The new constitution will strengthen the role of the president.

Opponents of the plan believe the vote was designed to keep the colonels in power beyond the presidential election scheduled for February 2024.

Most of Malian political analysts say they expect the junta leader to run for the job.

"To me, this referendum is a fiasco", one analyst told RFI. "Most people didn't bother to go voting, or simply could not. And the junta is obsessed with power and they just want to bring a fake legality to their electoral process."

Like many Malian analysts, he wished to remain anonymous, fearing the junta's backlash.

Major security concerns

Mali has been struggling with an 11-year-old jihadist insurgency, and is facing a deep, multi-faceted crisis.

The insurgency then spread to the whole Sahel region, in Niger, Burkina Faso, western Niger and even, more recently, to the north of Côte d'Ivoire.

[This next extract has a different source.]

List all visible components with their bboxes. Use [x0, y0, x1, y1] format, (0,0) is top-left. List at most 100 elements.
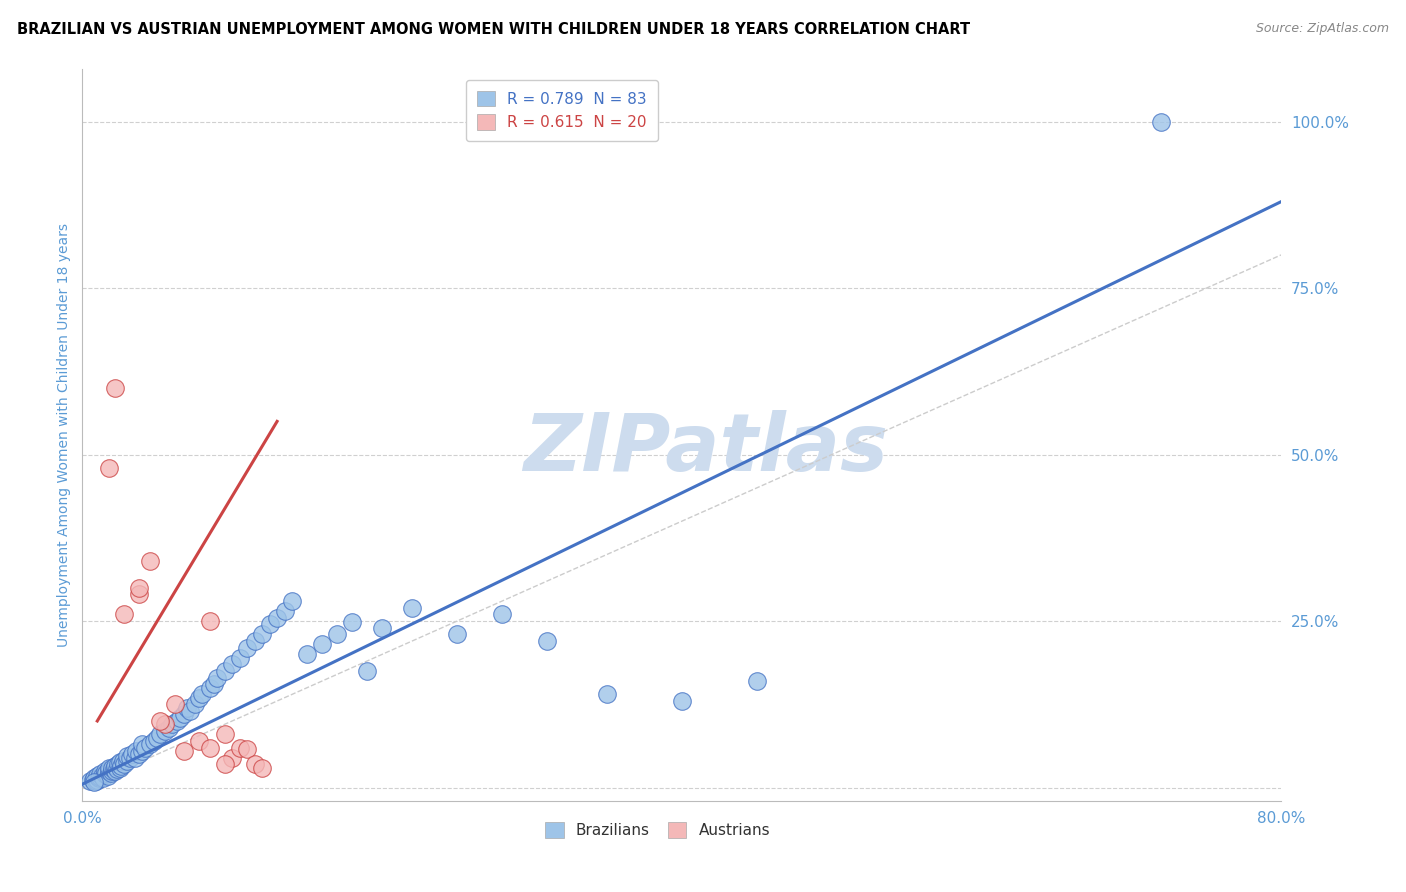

The referendum results come as Mali and the United Nations prepare to discuss the future of the UN's decade-long peacekeeping mission in Mali, MINUSMA, on 29 June.

Two days before the vote, the junta called on the UN Security Council to pull out the 15,000-man MINUSMA force immediately.

According to them, the mission had failed in its task of providing security. MINUSMA's mandate expires on 30 June.

The UN and the United States have expressed deep concerns about this decision.

The ruling military has also fallen out with France, Mali's former colonial ruler, which provided peacekeeping troops for decades but has since withdrawn them.

Meanwhile, the junta has deepened ties with Russia and brought in Russian paramilitaries from the infamous Wagner group.